Ryan Greenblatt's Quick takes

By Ryan Greenblatt @ 2024-02-03T17:55 (+3)

null
Ryan Greenblatt @ 2024-02-03T17:55 (+12)

Reducing the probability that AI takeover involves violent conflict seems leveraged for reducing near-term harm

Often in discussions of AI x-safety, people seem to assume that misaligned AI takeover will result in extinction. However, I think AI takeover is reasonably likely to not cause extinction due to the misaligned AI(s) effectively putting a small amount of weight on the preferences of currently alive humans. Some reasons for this are discussed here. Of course, misaligned AI takeover still seems existentially bad and probably eliminates a high fraction of future value from a longtermist perspective.
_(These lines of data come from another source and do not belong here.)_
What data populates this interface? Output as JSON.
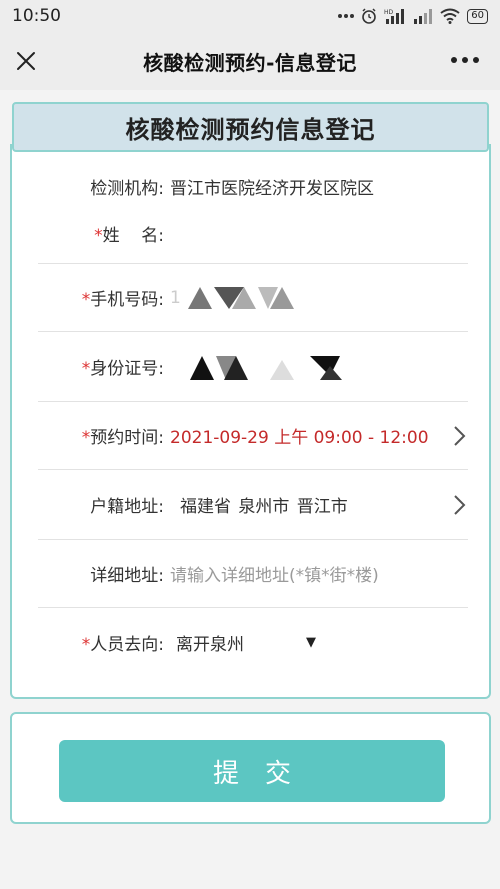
{
  "status": {
    "time": "10:50",
    "battery": "60",
    "hd_label": "HD"
  },
  "nav": {
    "title": "核酸检测预约-信息登记",
    "close_icon": "close-icon",
    "more_icon": "more-icon"
  },
  "header": {
    "title": "核酸检测预约信息登记"
  },
  "form": {
    "institution": {
      "label": "检测机构:",
      "value": "晋江市医院经济开发区院区"
    },
    "name": {
      "required": "*",
      "label": "姓    名:",
      "value": ""
    },
    "phone": {
      "required": "*",
      "label": "手机号码:",
      "value": "1"
    },
    "id_number": {
      "required": "*",
      "label": "身份证号:",
      "value": ""
    },
    "appointment": {
      "required": "*",
      "label": "预约时间:",
      "value": "2021-09-29 上午 09:00 - 12:00"
    },
    "household": {
      "label": "户籍地址:",
      "value": "福建省 泉州市 晋江市"
    },
    "address": {
      "label": "详细地址:",
      "placeholder": "请输入详细地址(*镇*街*楼)"
    },
    "destination": {
      "required": "*",
      "label": "人员去向:",
      "value": "离开泉州",
      "caret": "▼"
    }
  },
  "submit": {
    "label": "提交"
  },
  "colors": {
    "accent": "#5cc6c2",
    "border": "#8fd3cf",
    "header_bg": "#d1e2ea",
    "required": "#d33333",
    "appointment_text": "#c42a2a"
  }
}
(In this post when I use the term “misaligned AI takeover”, I mean misaligned AIs acquiring most of the influence and power over the future. This could include “takeover” via entirely legal means, e.g., misaligned AIs being granted some notion of personhood and property rights and then becoming extremely wealthy.)

However, even if AIs effectively put a bit of weight on the preferences of current humans it's possible that large numbers of humans die due to violent conflict between a misaligned AI faction (likely including some humans) and existing human power structures. In particular, it might be that killing large numbers of humans (possibly as collateral damage) makes it easier for the misaligned AI faction to take over. By large numbers of deaths, I mean over hundreds of millions dead, possibly billions.

But, it's somewhat unclear whether violent conflict will be the best route to power for misaligned AIs and this also might be possible to influence. See also here for more discussion.

So while one approach to avoid violent AI takeover is to just avoid AI takeover, it might also be possible to just reduce the probability that AI takeover involves violent conflict. That said, the direct effects of interventions to reduce the probability of violence don't clearly matter from an x-risk/longtermist perspective (which might explain why there hasn't historically been much effort here).

(However, I think trying to establish contracts and deals with AIs could be pretty good from a longtermist perspective in the case where AIs don't have fully linear returns to resources. Also, generally reducing conflict seems maybe slightly good from a longtermist perspective.)

So how could we avoid violent conflict conditional on misaligned AI takeover? There are a few hopes:

I'm pretty unsure about what the approaches here look best or are even at all tractable.  (It’s possible that some prior work targeted at reducing conflict from the perspective of S-risk could be somewhat applicable.)

Separately, this requires that the AI puts at least a bit of weight on the preferences of current humans (and isn't spiteful), but this seems like a mostly separate angle and it seems like there aren't many interventions here which aren't covered by current alignment efforts. Also, I think this is reasonably likely by default due to reasons discussed in the linked comment above. (The remaining interventions which aren’t covered by current alignment efforts might relate to decision theory (and acausal trade or simulation considerations), informing the AI about moral uncertainty, and ensuring the misaligned AI faction is importantly dependent on humans.)

Returning back to the topic of reducing violence given a small weight on the preferences of current humans, I'm currently most excited about approaches which involve making negotiation between humans and AIs more likely to happen and more likely to succeed (without sacrificing the long run potential of humanity).

A key difficulty here is that AIs might have a first mover advantage and getting in a powerful first strike without tipping its hand might be extremely useful for the AI. See here for more discussion (also linked above). Thus, negotiation might look relatively bad to the AI from this perspective.

We could try to have a negotiation process which is kept secret from the rest of the world or we could try to have preexisting commitments upon which we'd yield large fractions of control to AIs (effectively proxy conflicts).

More weakly, just making negotiation at all seem like a possibility, might be quite useful.

I’m unlikely to spend much if any time working on this topic, but I think this topic probably deserves further investigation.

Ryan Greenblatt @ 2024-02-09T19:00 (+2)

After thinking about this somewhat more, I don't really have any good proposals, so this seems less promising than I was expecting.

harfe @ 2024-02-03T23:37 (+1)

In the context of a misaligned AI takeover, making negotiations and contracts with a misaligned AI in order to allow it to take over does not seem useful to me at all.

A misaligned AI that is in power could simply decide to walk back any promises and ignore any contracts it agreed to. Humans cannot do anything about it because they lost all the power at that point.

Ryan Greenblatt @ 2024-02-04T00:59 (+2)

Some objections:

- Building better contract enforcement ability might be doable. (Though pretty tricky on enforcing humans to do things and on forcing AIs to do things.)
- Negotation could involve tit-for-tat arrangements.
- Unconditional surrenders can reduce the need for violence if we ensure there is some process for demonstrating that the AI would have succeeded at takeover with very high probabilty. (Note that I'm assuming the AI puts some small amount of weight on the preferences of currently alive humans as I discuss in the parent.)